The Project was a systematic survey of 20th century defensive structures throughout the UK and though the project was wrapped up a few years ago the website and database are still online. A quick search threw up, amongst other things, a defensive cube on the to the west of the East Coast Mainline near Alroy Road and an anti tank cube somewhere in the Harringay Stadium/Sainsbury's site (sadly now lost methinks). All part of London's inner defence circle.
Hugh, if you haven't already done so, can I suggest you contact Fin Fahey - Admin of several groups on Flickr, including London's New River.

Fin lives just across the Hackney border and is an enthusiast (and photographer) for all sorts of interesting nooks, corners, half-hidden gems and bits of the past - including wartime buildings.

Prompted by Liz's rediscovery of the Defence of Britain archaeology website. I've been digging around  little about our lcoal WW@ defensive architecture.  

With regards to the Ermine Road pillbox (pictured above in 2009), it's amazing what a difference four years made. The following photo by the same photographer was taken in 2013. Anyone been there recently?

There's a second South Tottenham pillbox, apparently not listed on the Defence of Britain site, behind the Fountayne Road warehouses.

I read that it's raised up on support legs, twenty to thirty feet off the ground, so that the gun-embrasures were in line with the railway. Access is via an iron ladder.

See more on this and nearby survivors at www.derelictplaces.co.uk/threads/south-tottenham-ww2-defences.27720/

There was one just like this in a field backing on to the house I grew up in in Sunderland that all the kids on the estate would play in.  It was demolished sometime in the late sixties I think, to make way for rebuilding of the A19.

This is a pic from the HHS booklet "Home Fires".  GoogleEarth shows it still in situ. 

It does seem rather incongruous for a possible pilbox, being very small, brick-built and square. And what would it have been defending at that location?

Thanks, Ken.

All these defences would have been part of the London Stop Line.

There was also a 'fortified house' just up the road in Palace Mansions, 6 and 7, Bedford Road, at the corner of Alexandra Park Road. 

I can't find any record of the structure in Ken Gay's photo in the Defence of Britain records. They list only the fortified house. 

Just had a quick look at the 44-70 OS map, they show a TCB at the junction. 

On checking, I see that the map seems not to have included surviving WWII structures. So, its absence on the maps tells us nothing. 
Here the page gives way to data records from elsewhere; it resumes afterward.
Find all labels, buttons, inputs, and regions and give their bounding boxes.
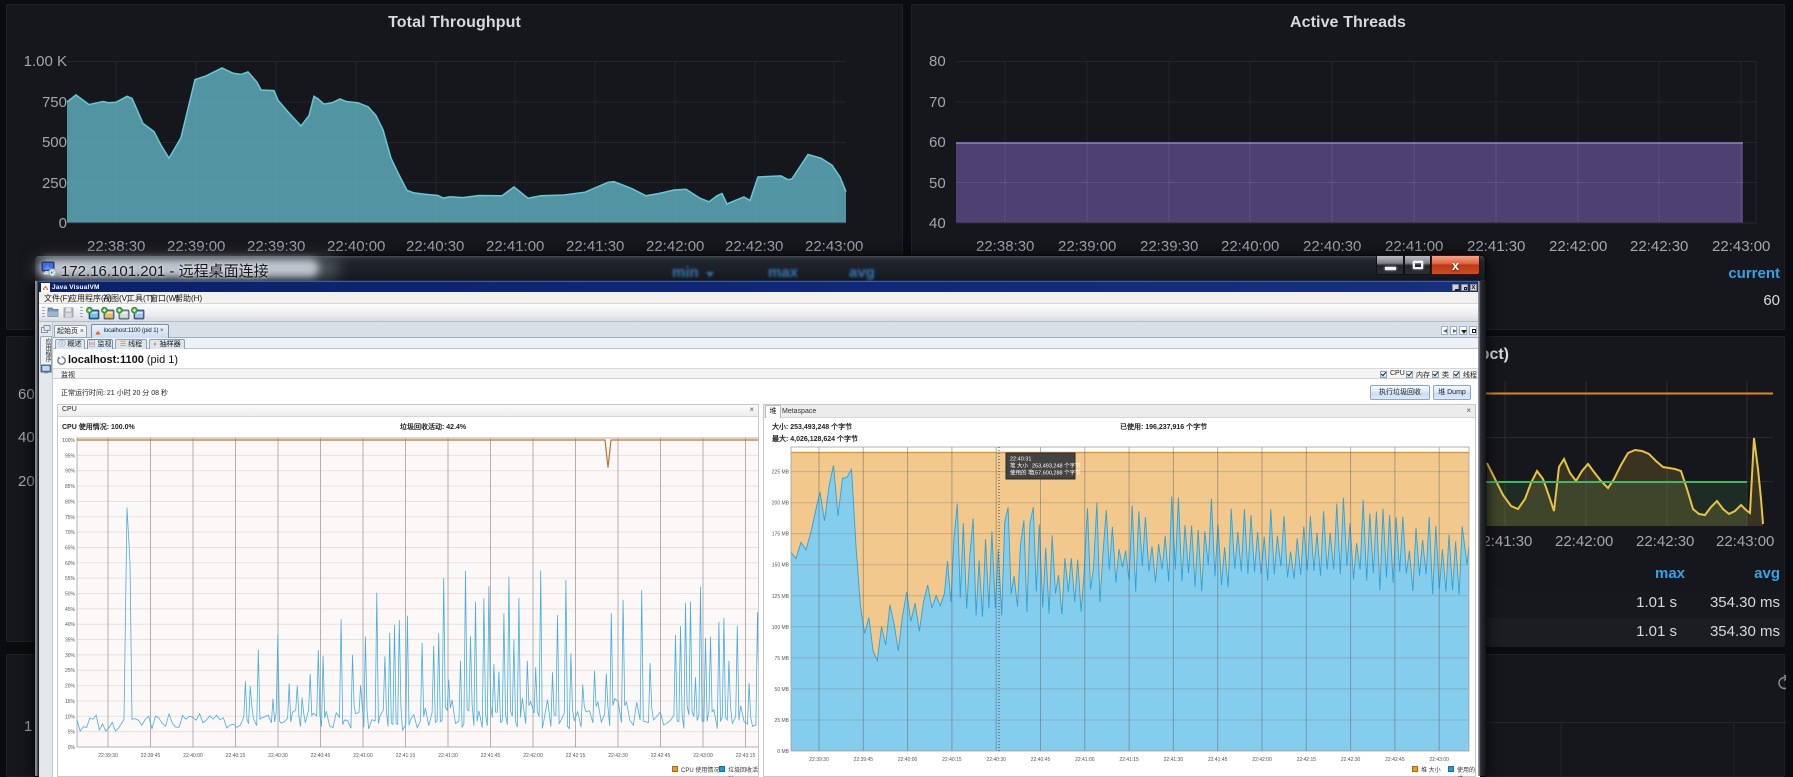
- svg-text:22:39:45: 22:39:45: [854, 757, 874, 763]
- svg-text:22:41:45: 22:41:45: [481, 753, 501, 759]
- svg-text:22:42:15: 22:42:15: [566, 753, 586, 759]
- svg-text:22:42:45: 22:42:45: [651, 753, 671, 759]
- svg-text:95%: 95%: [65, 453, 76, 459]
- svg-text:65%: 65%: [65, 546, 76, 552]
- svg-text:40%: 40%: [65, 622, 76, 628]
- svg-text:22:41:30: 22:41:30: [438, 753, 458, 759]
- svg-text:125 MB: 125 MB: [772, 594, 790, 600]
- svg-text:22:41:45: 22:41:45: [1208, 757, 1228, 763]
- svg-text:100%: 100%: [62, 438, 75, 444]
- svg-text:45%: 45%: [65, 607, 76, 613]
- svg-text:20%: 20%: [65, 684, 76, 690]
- svg-text:22:41:30: 22:41:30: [1164, 757, 1184, 763]
- svg-text:55%: 55%: [65, 576, 76, 582]
- svg-text:22:40:15: 22:40:15: [226, 753, 246, 759]
- svg-text:22:40:45: 22:40:45: [1031, 757, 1051, 763]
- svg-text:22:39:30: 22:39:30: [98, 753, 118, 759]
- svg-text:22:40:30: 22:40:30: [986, 757, 1006, 763]
- svg-text:22:41:15: 22:41:15: [1119, 757, 1139, 763]
- svg-text:22:43:00: 22:43:00: [1429, 757, 1449, 763]
- svg-text:22:42:15: 22:42:15: [1297, 757, 1317, 763]
- svg-text:150 MB: 150 MB: [772, 563, 790, 569]
- svg-text:0 MB: 0 MB: [777, 749, 789, 755]
- svg-text:22:40:00: 22:40:00: [183, 753, 203, 759]
- svg-text:22:40:31: 22:40:31: [1010, 457, 1031, 463]
- svg-text:22:42:45: 22:42:45: [1385, 757, 1405, 763]
- svg-text:22:42:30: 22:42:30: [608, 753, 628, 759]
- svg-text:0%: 0%: [68, 745, 76, 751]
- svg-text:22:43:15: 22:43:15: [736, 753, 756, 759]
- svg-text:15%: 15%: [65, 699, 76, 705]
- svg-text:25 MB: 25 MB: [775, 718, 790, 724]
- svg-text:200 MB: 200 MB: [772, 501, 790, 507]
- svg-text:22:41:15: 22:41:15: [396, 753, 416, 759]
- svg-text:22:41:00: 22:41:00: [353, 753, 373, 759]
- svg-text:75 MB: 75 MB: [775, 656, 790, 662]
- svg-text:22:40:00: 22:40:00: [898, 757, 918, 763]
- svg-text:22:43:00: 22:43:00: [693, 753, 713, 759]
- svg-text:22:41:00: 22:41:00: [1075, 757, 1095, 763]
- svg-text:225 MB: 225 MB: [772, 470, 790, 476]
- svg-text:80%: 80%: [65, 499, 76, 505]
- svg-text:22:40:30: 22:40:30: [268, 753, 288, 759]
- svg-text:157,600,288 个字节: 157,600,288 个字节: [1032, 469, 1081, 477]
- svg-text:50 MB: 50 MB: [775, 687, 790, 693]
- svg-text:10%: 10%: [65, 714, 76, 720]
- svg-text:25%: 25%: [65, 668, 76, 674]
- svg-text:22:39:30: 22:39:30: [809, 757, 829, 763]
- svg-text:70%: 70%: [65, 530, 76, 536]
- svg-text:253,493,248 个字节: 253,493,248 个字节: [1032, 462, 1081, 470]
- svg-text:30%: 30%: [65, 653, 76, 659]
- svg-text:22:42:00: 22:42:00: [523, 753, 543, 759]
- svg-text:22:42:00: 22:42:00: [1252, 757, 1272, 763]
- svg-text:50%: 50%: [65, 592, 76, 598]
- svg-text:22:40:45: 22:40:45: [311, 753, 331, 759]
- svg-text:90%: 90%: [65, 469, 76, 475]
- svg-text:使用的 堆: 使用的 堆: [1010, 469, 1034, 477]
- svg-text:60%: 60%: [65, 561, 76, 567]
- svg-text:22:39:45: 22:39:45: [141, 753, 161, 759]
- svg-text:22:42:30: 22:42:30: [1341, 757, 1361, 763]
- svg-text:75%: 75%: [65, 515, 76, 521]
- svg-text:堆 大小: 堆 大小: [1010, 462, 1029, 470]
- svg-text:5%: 5%: [68, 730, 76, 736]
- svg-text:22:40:15: 22:40:15: [942, 757, 962, 763]
- svg-text:85%: 85%: [65, 484, 76, 490]
- svg-text:175 MB: 175 MB: [772, 532, 790, 538]
- svg-text:100 MB: 100 MB: [772, 625, 790, 631]
- svg-text:35%: 35%: [65, 638, 76, 644]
I wonder if it's on any newer OS map.

TCB is a telephone call box, Hugh.   Telephone witing is contained in cabinets called junction boxes and I couldn't find an OS abbreviation for them. TCB is also shown on the1938 map.  The postwar map has ignored the new, mystery structure, yet has gone to the trouble of "paving the little pathway cutting the corner

www.derelictlondon.com/war---bunkers-and-pillboxes.html

includes a couple of pictures of the structure under its pillbox listing (captioned Bounds Green after clicking a pic). General narrative says pillboxes held one to ten soldiers, so presumably this one is at the lower end of the scale.

Thanks, Ken.

The Palace Gates structure looks most similar to the Thamesmead one also shown on the site you found.

Following up on your information, I found another source with some detailed information. According to the Pillbox Study Group's (PSG) website, there were seven basic pillbox types. I suppose Type 26 looks rather like the Palace Gates and Thamesmead pillboxes.

Apparently a Type 26 was 10 feet square. I've measured the Palace Gates one using Google Maps 'measure-distance' feature and it is about that size. Yet, I can only see evidence of one gun-loop, that on the north side shown in the Ken Gay picture, bottom left in the composite image below. 

I'm guessing that the shape on the west face (bottom right below and also in Ken Gay's photo) would have been the doorway.

The PSG page also says, 'However, often, once in the field, the local construction companies modified these under the direction of the area commands. Occasionally, a ‘one-off’ type was designed to the War Office standard by the Command and Corps Chief Engineers.'

So, who knows, perhaps a type 26 pillbox with the sole purpose of defending the road to/from the railway. (In case they might be able to give a more definitive answer, I've dropped a quick line to the PSG

Thamesmead/Type 26 looks good to me, Hugh. And just the perfect site for ARP personnel to use as an outpost after primary purpose was no longer valid!    I still can't quite perceive the rationale for that precise location as a defensive position. It would have easily been bypassed if the Ally Pally Telly mast and facilities were an objective.  

As a little bit of unverified folklore from long before my interest in historical matters, I seem to recall something about if the facility had been of vital military comms use, it would have been an important bombing target but it was of more use as a landmark for navigation by enemy aircraft. Probably a load of rubbish but I offer it for the record!